Zero trust is another subject to be added to the syllabi. “We are right now driving toward developing course material for operating a zero-trust environment,” Gen. Stanton says. “We’re going to start with our warrant officers, who are deeply technical already, and develop a course in our warrant officer advanced education program … and then expect those warrant officers, when they report to their units, to be the leaders for implementing [zero trust] and then fighting from a new defensive operating environment.”
Officials already have “sketched out” the new course and now have to “look at effective resourcing,” but “from my standpoint, we’re talking months, not years,” he asserts. “It’s an imperative. If the Army’s going to move in this direction, we have to ensure that our soldiers are trained and ready.”
One method of gaining that classroom flexibility is a concept known as “coursework as code,” which allows students and graduates in the field to recommend changes to the course material. For instance, an officer graduating from the Cyber School and executing defensive cyber missions with state-of-the-art tools might learn something about how adversaries operate. The officer can use the Gitlab platform to suggest updates in the curricula. “She can log in and make a recommendation of how to change the manner in which we’re teaching that instruction, that module, in the actual course,” Gen. Stanton reports.
Instructors review the recommendation, decide whether it makes sense and push the suggestion to the course director for validation. If validated, the change is implemented. “It gives the opportunity for insights derived directly from the field to influence what we’re teaching in the classroom. I think that approach is huge to our future success as it keeps a degree of consistency yet allows us to be agile and adaptive to a changing environment,” Gen. Stanton offers.

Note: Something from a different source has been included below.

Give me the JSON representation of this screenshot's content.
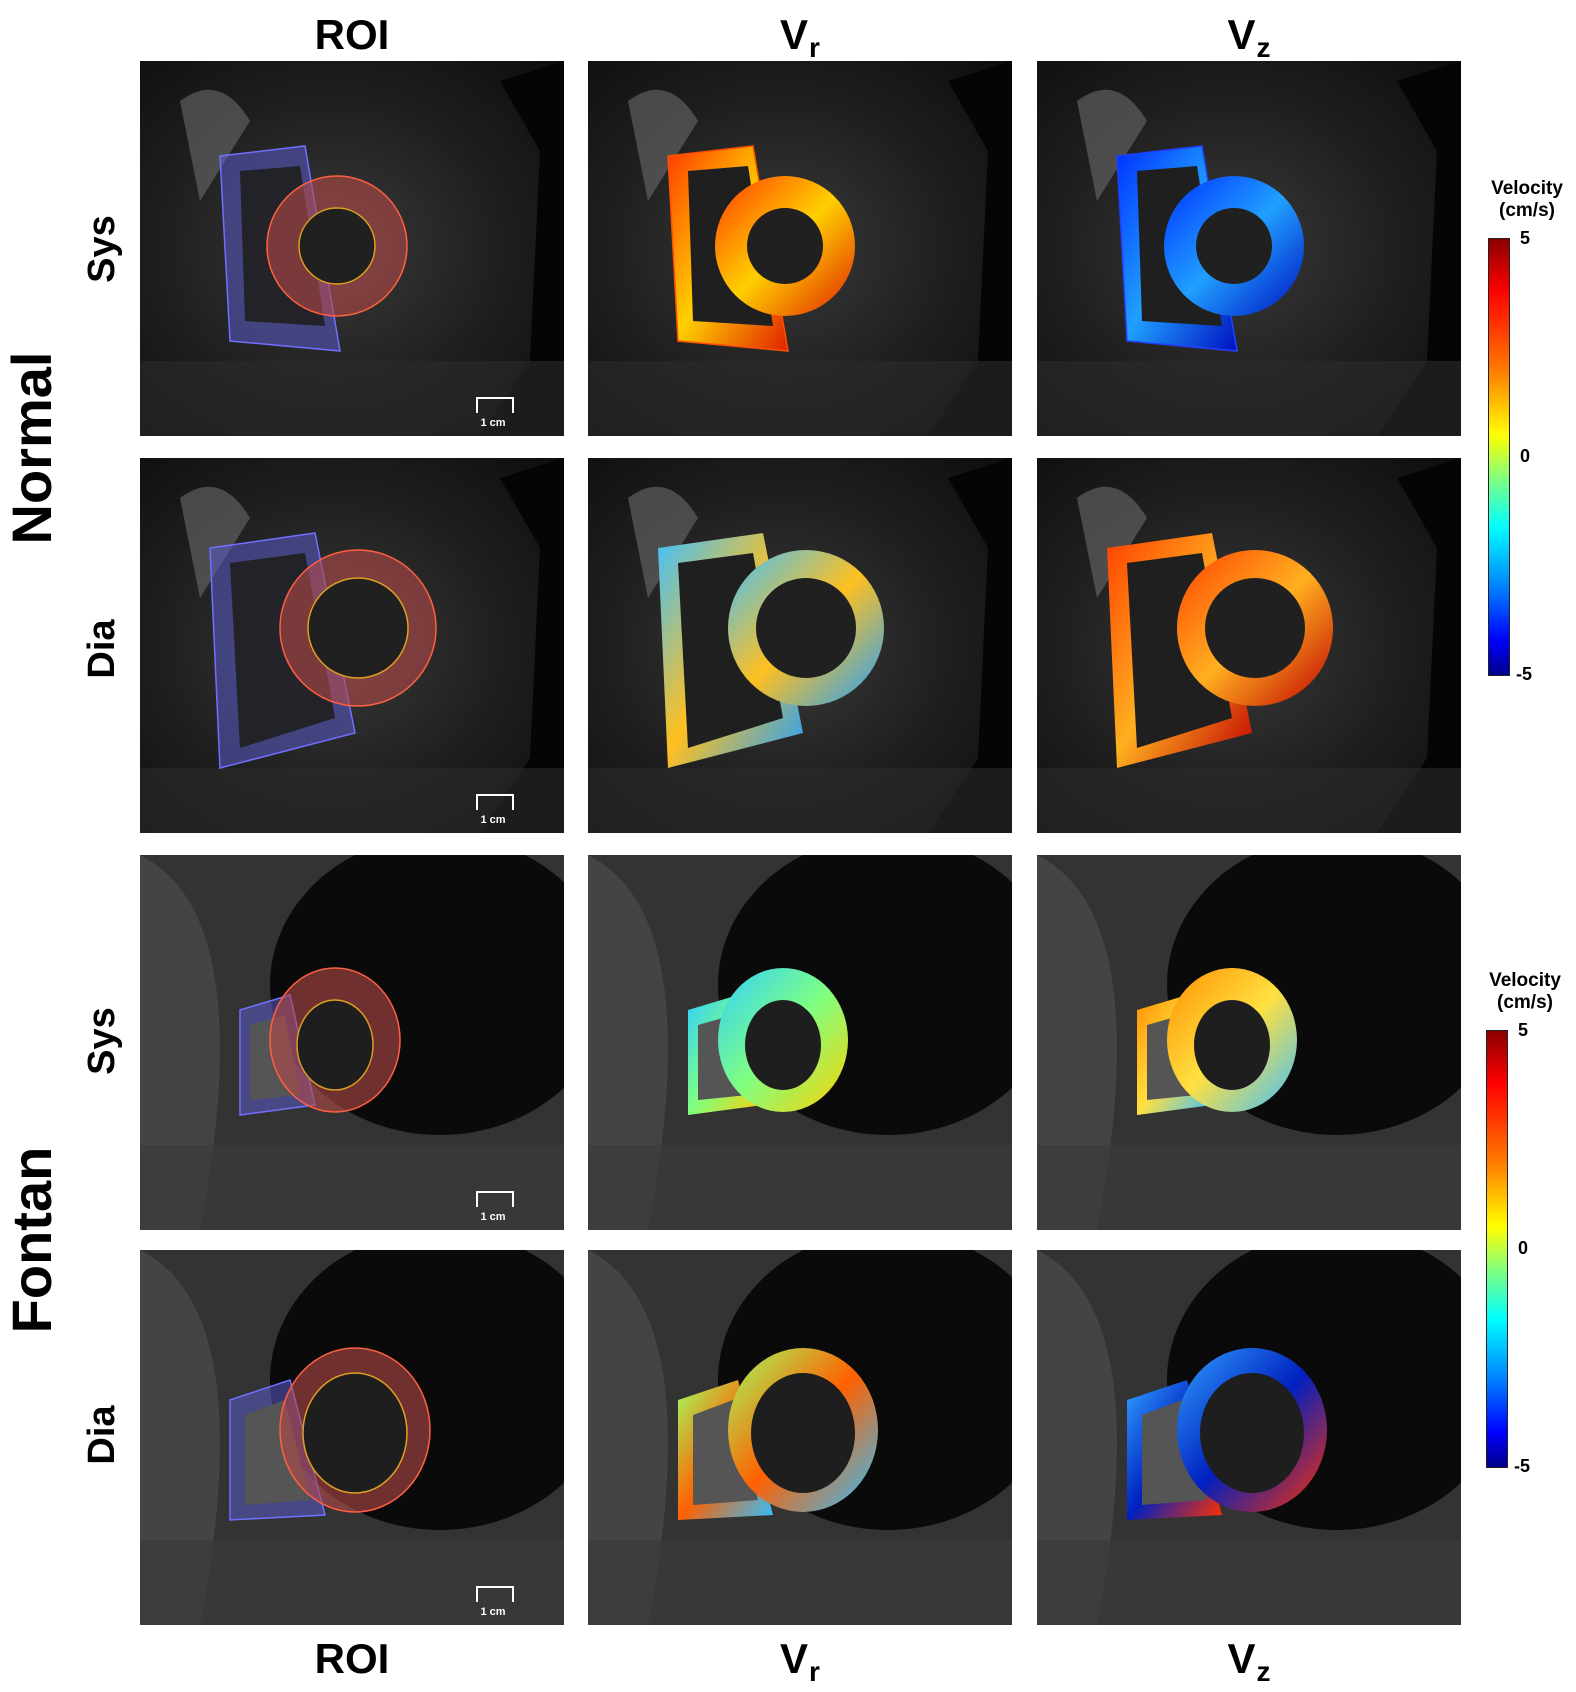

The coursework-as-code concept was implemented a couple of years ago, and Gen. Stanton indicates the number of suggested changes has grown exponentially. The recent Solar Winds attack led to one recommendation regarding the Deployable Defense System, a defensive cyber operations tool. “Operators in the field, who were using their system to look at the network traffic, recognized that there was probably a better way of teaching it and then made that recommendation back into the classroom, and it’s now the model that we’re using,” the general reveals.
That ability to recommend changes was itself a student-recommended change. A student familiar with GitLab suggested using it, and she remained at the Cyber School long enough to help develop the framework. Then, the concept could be expanded. “I’m a firm believer in its potential to not only support the Cyber School but to extend over into the Signal School and potentially even more broadly out to the rest of Training and Doctrine Command,” Gen. Stanton suggests.